12.
Прежде всего обращает на себя внимание глубокое и тонкое понимание Вл. Соловьевым всего творчества Шопенгауэра (см. 4,
Это изложение философии Шопенгауэра у Вл. Соловьева можно считать вполне элементарным. Но вот что никак не элементарно, так это понимание им шопенгауэровской воли как гипостазированной абстракции, подобной и всем вообще гипостазированным абстракциям в истории новой философии (см. там же, 100; 101; 104–105). В установлении этих абстракций Вл. Соловьев совершенно беспощаден. Вместо того чтобы гласить об истине сразу и целиком, философы всегда хватались за какой-нибудь ее отдельный момент, отрывали этот момент от целого и приписывали ему абсолютное бытие, т. е. гипостазировали. Вся средневековая философия, по мнению Вл. Соловьева, только и состояла из гипостазирования то одного, то другого момента истины и абсолютизировала эти односторонние абстракции, тем самым превращая их в нечто мертвое. Эта абстрактная методология, по мнению Вл. Соловьева, не изменилась и в Новое время. Картезианское учение о разуме или английское эмпирическое учение о примате чувственности — все это является только абсолютизированием той или иной односторонности. Так было у Канта, и так было у Гегеля. Гегель — это вершина европейского рационализма, но он оперировал только абстрактными категориями, что тоже было односторонностью, поскольку бытие содержит в себе категории, но само по себе вовсе не есть только категория разума. Такое понимание европейской философии, когда Вл. Соловьев переходит к Шопенгауэру, становится во многих отношениях чем-то эффектным.
В самом деле, бессознательная воля Шопенгауэра является прямой противоположностью гегелевскому понятию. Последнее и разумно, и закономерно, и вселяет в каждого размышляющего философа неопровержимый и очевиднейший оптимизм. У Шопенгауэра все наоборот, и его бессознательная воля неразумна, бесцельна и способна вселять в людей только беспросветный пессимизм. Казалось бы, между Шопенгауэром и Гегелем совершенно нет ни одной точки соприкосновения, но вот Вл. Соловьев доказывает, что бессознательная воля Шопенгауэра есть тоже гипостазированная абстракция, поскольку в ней абсолютизируется всего только один момент истины и жизни (см. там же, 103, 104, 105). Вл. Соловьев в этой критике Шопенгауэра не только беспощаден, но и вполне прав, поскольку и с нашей точки зрения воля не хуже и не лучше представления; ее понятия тоже не хуже и не лучше стихийной устремленности.

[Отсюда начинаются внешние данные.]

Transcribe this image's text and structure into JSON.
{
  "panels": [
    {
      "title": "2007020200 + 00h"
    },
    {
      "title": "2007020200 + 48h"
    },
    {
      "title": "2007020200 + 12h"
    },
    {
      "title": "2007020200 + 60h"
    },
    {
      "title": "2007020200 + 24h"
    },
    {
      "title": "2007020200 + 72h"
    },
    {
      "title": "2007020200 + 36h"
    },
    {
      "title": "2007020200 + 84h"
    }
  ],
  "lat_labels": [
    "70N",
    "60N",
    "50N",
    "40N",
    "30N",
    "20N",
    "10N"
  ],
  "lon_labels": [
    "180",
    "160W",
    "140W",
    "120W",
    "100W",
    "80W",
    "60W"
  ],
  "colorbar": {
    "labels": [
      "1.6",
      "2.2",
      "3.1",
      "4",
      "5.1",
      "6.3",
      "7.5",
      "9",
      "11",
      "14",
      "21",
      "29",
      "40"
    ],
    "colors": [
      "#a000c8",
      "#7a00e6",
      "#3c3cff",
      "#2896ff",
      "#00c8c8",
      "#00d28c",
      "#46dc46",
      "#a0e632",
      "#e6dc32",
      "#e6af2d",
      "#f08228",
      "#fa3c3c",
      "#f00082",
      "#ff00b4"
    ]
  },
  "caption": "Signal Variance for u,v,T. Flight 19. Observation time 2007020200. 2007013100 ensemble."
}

Однако здесь приходится нам также и кое в чем возразить Вл. Соловьеву. Философ считает, что если воля есть нечто стихийное и бессмысленное, то она ничего не может породить из себя разумного и осмысленного. Будучи заклятым врагом Гегеля и его диалектики, Шопенгауэр здесь действительно впадает в неразрешимое противоречие и не умеет преодолеть этого противоречия диалектически. Это и дает повод Вл. Соловьеву тоже проходить мимо той очевидной диалектики, которая у Шопенгауэра невольно возникала при переходе от бессознательной и неразумной воли к ее сознательным и разумным порождениям. Но если не признавать такой диалектики, то в таком случае и сам Вл. Соловьев не имел бы права говорить о «положительном ничто», которое выше всего разумного и оформленного.
Едва ли также можно считать правильной ту критику Шопенгауэра у Вл. Соловьева, согласно которой воля, будучи ничем, может и породить из себя тоже ничто, небытие. Вл. Соловьев обвиняет Шопенгауэра ни больше ни меньше как в абсолютном нигилизме (см. там же, 80). С точки зрения формального метода Вл. Соловьев допускает здесь огромное преувеличение, но, кажется, он во многом нрав, если мы будем обращать внимание не на скрытую шопенгауэровскую диалектику, но на само содержание бытийного первопринципа, который проповедуется у Шопенгауэра.